- Ianto and Tosh discover the human meat.

Cast
- Starring John Barrowman – Captain Jack Harkness; Eve Myles – Gwen Cooper; Burn Gorman – Owen Harper; Naoko Mori – Toshiko Sato; Gareth David-Lloyd – Ianto Jones;
- Others Kai Owen – Rhys Williams; Owen Teale – Evan Sherman; Maxine Evans – Helen Sherman; Calum Callaghan – Kieran; Rhys ap Trefor – Huw; Emily Bowker – Ellie; Robert Barton – Martin;

Production
- Directed by: Andy Goddard
- Written by: Chris Chibnall
- Script editor: Brian Minchin
- Produced by: Richard Stokes Chris Chibnall (co-producer)
- Executive producer(s): Russell T Davies Julie Gardner
- Music by: Murray Gold Ben Foster
- Production code: 1.6
- Series: Series 1
- Running time: 50 mins
- First broadcast: 19 November 2006

Chronology
| ← Preceded by "Small Worlds" | Followed by → "Greeks Bearing Gifts" |

= Countrycide =

2006 Torchwood episode

"Countrycide" is the sixth episode of the first series of the British science fiction television series Torchwood, which was originally broadcast on the digital television channel BBC Three on 19 November 2006.

Set in a small Welsh village, the episode involves a village full of cannibals harvesting and butchering passing travellers every ten years.
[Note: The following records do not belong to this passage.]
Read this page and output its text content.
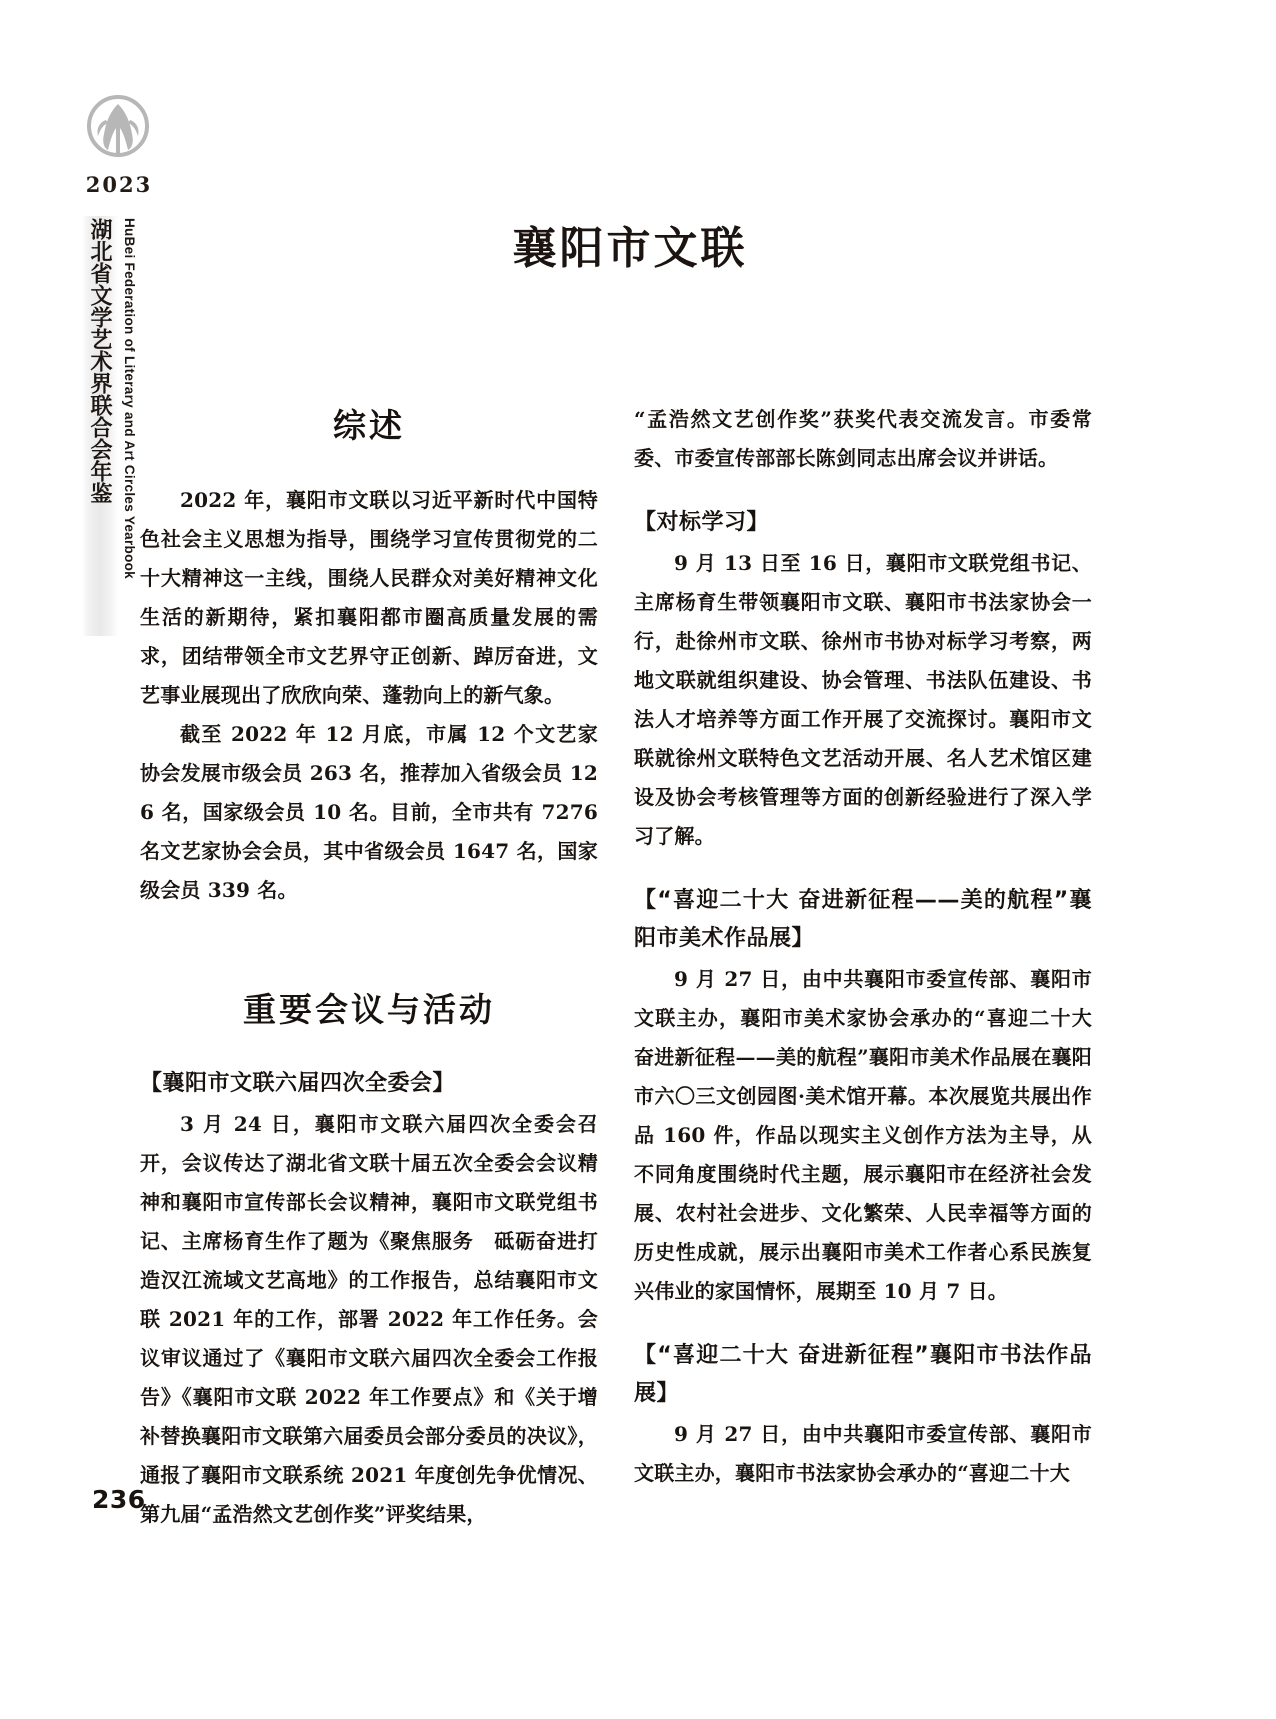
2023
湖北省文学艺术界联合会年鉴 HuBei Federation of Literary and Art Circles Yearbook
236
襄阳市文联
综述

2022 年，襄阳市文联以习近平新时代中国特色社会主义思想为指导，围绕学习宣传贯彻党的二十大精神这一主线，围绕人民群众对美好精神文化生活的新期待，紧扣襄阳都市圈高质量发展的需求，团结带领全市文艺界守正创新、踔厉奋进，文艺事业展现出了欣欣向荣、蓬勃向上的新气象。

截至 2022 年 12 月底，市属 12 个文艺家协会发展市级会员 263 名，推荐加入省级会员 126 名，国家级会员 10 名。目前，全市共有 7276 名文艺家协会会员，其中省级会员 1647 名，国家级会员 339 名。

重要会议与活动
【襄阳市文联六届四次全委会】

3 月 24 日，襄阳市文联六届四次全委会召开，会议传达了湖北省文联十届五次全委会会议精神和襄阳市宣传部长会议精神，襄阳市文联党组书记、主席杨育生作了题为《聚焦服务　砥砺奋进打造汉江流域文艺高地》的工作报告，总结襄阳市文联 2021 年的工作，部署 2022 年工作任务。会议审议通过了《襄阳市文联六届四次全委会工作报告》《襄阳市文联 2022 年工作要点》和《关于增补替换襄阳市文联第六届委员会部分委员的决议》，通报了襄阳市文联系统 2021 年度创先争优情况、第九届“孟浩然文艺创作奖”评奖结果，

“孟浩然文艺创作奖”获奖代表交流发言。市委常委、市委宣传部部长陈剑同志出席会议并讲话。

【对标学习】

9 月 13 日至 16 日，襄阳市文联党组书记、主席杨育生带领襄阳市文联、襄阳市书法家协会一行，赴徐州市文联、徐州市书协对标学习考察，两地文联就组织建设、协会管理、书法队伍建设、书法人才培养等方面工作开展了交流探讨。襄阳市文联就徐州文联特色文艺活动开展、名人艺术馆区建设及协会考核管理等方面的创新经验进行了深入学习了解。

【“喜迎二十大 奋进新征程——美的航程”襄阳市美术作品展】

9 月 27 日，由中共襄阳市委宣传部、襄阳市文联主办，襄阳市美术家协会承办的“喜迎二十大 奋进新征程——美的航程”襄阳市美术作品展在襄阳市六〇三文创园图·美术馆开幕。本次展览共展出作品 160 件，作品以现实主义创作方法为主导，从不同角度围绕时代主题，展示襄阳市在经济社会发展、农村社会进步、文化繁荣、人民幸福等方面的历史性成就，展示出襄阳市美术工作者心系民族复兴伟业的家国情怀，展期至 10 月 7 日。

【“喜迎二十大 奋进新征程”襄阳市书法作品展】

9 月 27 日，由中共襄阳市委宣传部、襄阳市文联主办，襄阳市书法家协会承办的“喜迎二十大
It was viewed by 1.22 million people.

==Plot==
Torchwood responds to reports of 17 people missing within a 20-mile radius in the Brecon Beacons, using the mobile phone signal from the last disappearance as their starting point. While getting some firewood for the camp, Gwen and Owen encounter two hooded figures. They chase the figures but instead find a corpse. As the team investigates it, their SUV is stolen. Ianto tracks the vehicle to a nearby village; Jack believes the corpse was a lure to make them come to the village.

Jack, Gwen, and Owen search the pub and nearby homes, finding two more corpses. They also find a young man, Kieran, who accidentally shoots Gwen with a shotgun, believing "they" came back for him. They learn about the victims from Kieran, still unsure whether they are dealing with aliens. Suddenly the lights go out and movement comes from both the cellar and outside the pub. Kieran is dragged away, and Gwen and Owen try to follow him, against Jack's orders. Jack interrogates Martin, the man he shot from the cellar.

Toshiko and Ianto attempt to find the SUV, but are captured and awaken in a cellar full of old clothes and shoes, and a refrigerator full of human body parts; Toshiko realises they are to be food. A scared woman named Helen enters the room holding a shotgun, and learns from them of the other Torchwood members, then tells them that she cannot help them; she is collecting them for the "Harvest" that happens every ten years. They are taken into a kitchen filled with body parts and corpses. Helen is revealed to be one of the cannibals as a man named Evan handcuffs them to be butchered. Ianto headbutts Evan, allowing Toshiko to escape into the woods. Evan catches up to Toshiko and strangles her, but Owen and Gwen arrive with a policeman named Huw. Huw reveals himself to be Evan's nephew, and the two lead the Torchwood members back to the village.

Just before Ianto is cut open and bled, Jack bursts through the building on a tractor and wounds the assembled cannibals with a shotgun. They spare Evan's life to try to learn the truth: every ten years, the village targets travellers and butchers them. When Gwen demands to know why, Evan claims it makes him happy. The villagers are taken into custody by the police.